Question

An incompressible fluid flows steadily through a cylindrical pipe which has a radius $2R$ at point $A$ and radius $R$ at point $B$ along the flow direction. If the velocity of liquid flow at $A$ is $\nu $, its velocity at point $B$ is?
A. $2\nu $
B. $\nu $
C. $\dfrac{\nu }{2}$
D. $4\nu $

Answer 1

Hint: For fluid flowing through a pipe we use a continuity equation that is $\rho {A_1}{\nu _1} = \rho {A_2}\nu {}_2$, where ${A_1}$ ${A_2}$ are the area of cross-section and ${\nu _1}$ , ${\nu _2}$ are the velocity of the liquid, and $\rho $ is the density of the liquid. The area of a circle is $\pi {r^2}$ where $r$ is the radius of the circle. Putting the values from the question in the above relation we will find the velocity of the liquid flowing at $B$.
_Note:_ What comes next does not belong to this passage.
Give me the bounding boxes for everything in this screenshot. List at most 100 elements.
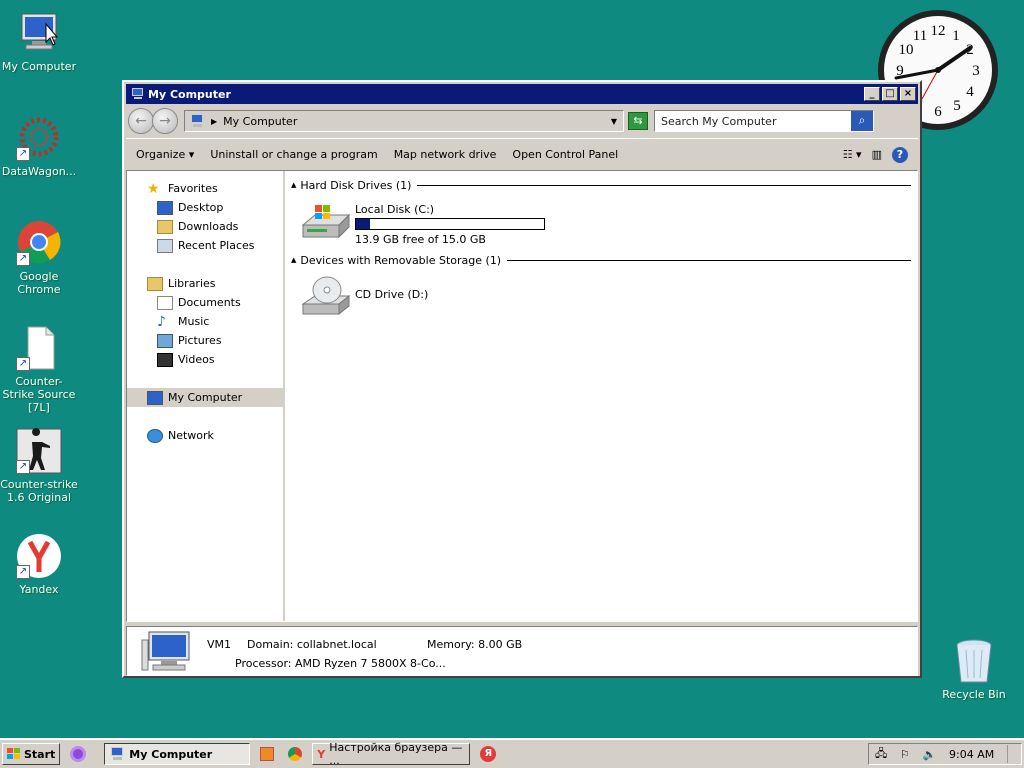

Complete step by step answer:

At point $A$ radius is $2R$ and velocity of liquid flow is $\nu $. At point $B$ radius is $R$ and let velocity be ${\nu _B}$. Using the equation of continuity (The continuity equation is defined as the product of the cross-sectional area of the pipe and the velocity of the fluid at any given point along the pipe is constant.)
$\rho {A_1}{\nu _1} = \rho {A_2}\nu {}_2$
The density of the liquid is constant throughout the flow so
${A_1}{\nu _1} = {A_2}\nu {}_2$
Cross-sectional area at a point $A$ is $\pi {\left( {2R} \right)^2}$ and at a point $B$ is $\pi {\left( R \right)^2}$ putting these values in above equation we get
$ \Rightarrow \pi {\left( {2R} \right)^2} \times \nu = \pi {\left( R \right)^2} \times {\nu _B}$
$ \therefore {\nu _B} = 4\nu $

Hence option D is the correct answer.

Note: If the fluid is incompressible, the density will remain constant for steady flow.We can also solve this as we know for the fluid flowing through a pipe the velocity of a fluid is inversely proportional to the area of the cross-section that is $\nu \propto \dfrac{1}{A}$. Therefore we will get \[\dfrac{{{\nu _B}}}{\nu } = \dfrac{{{A_1}}}{{{A_2}}}\] putting the values from the question we can find ${\nu _B}$.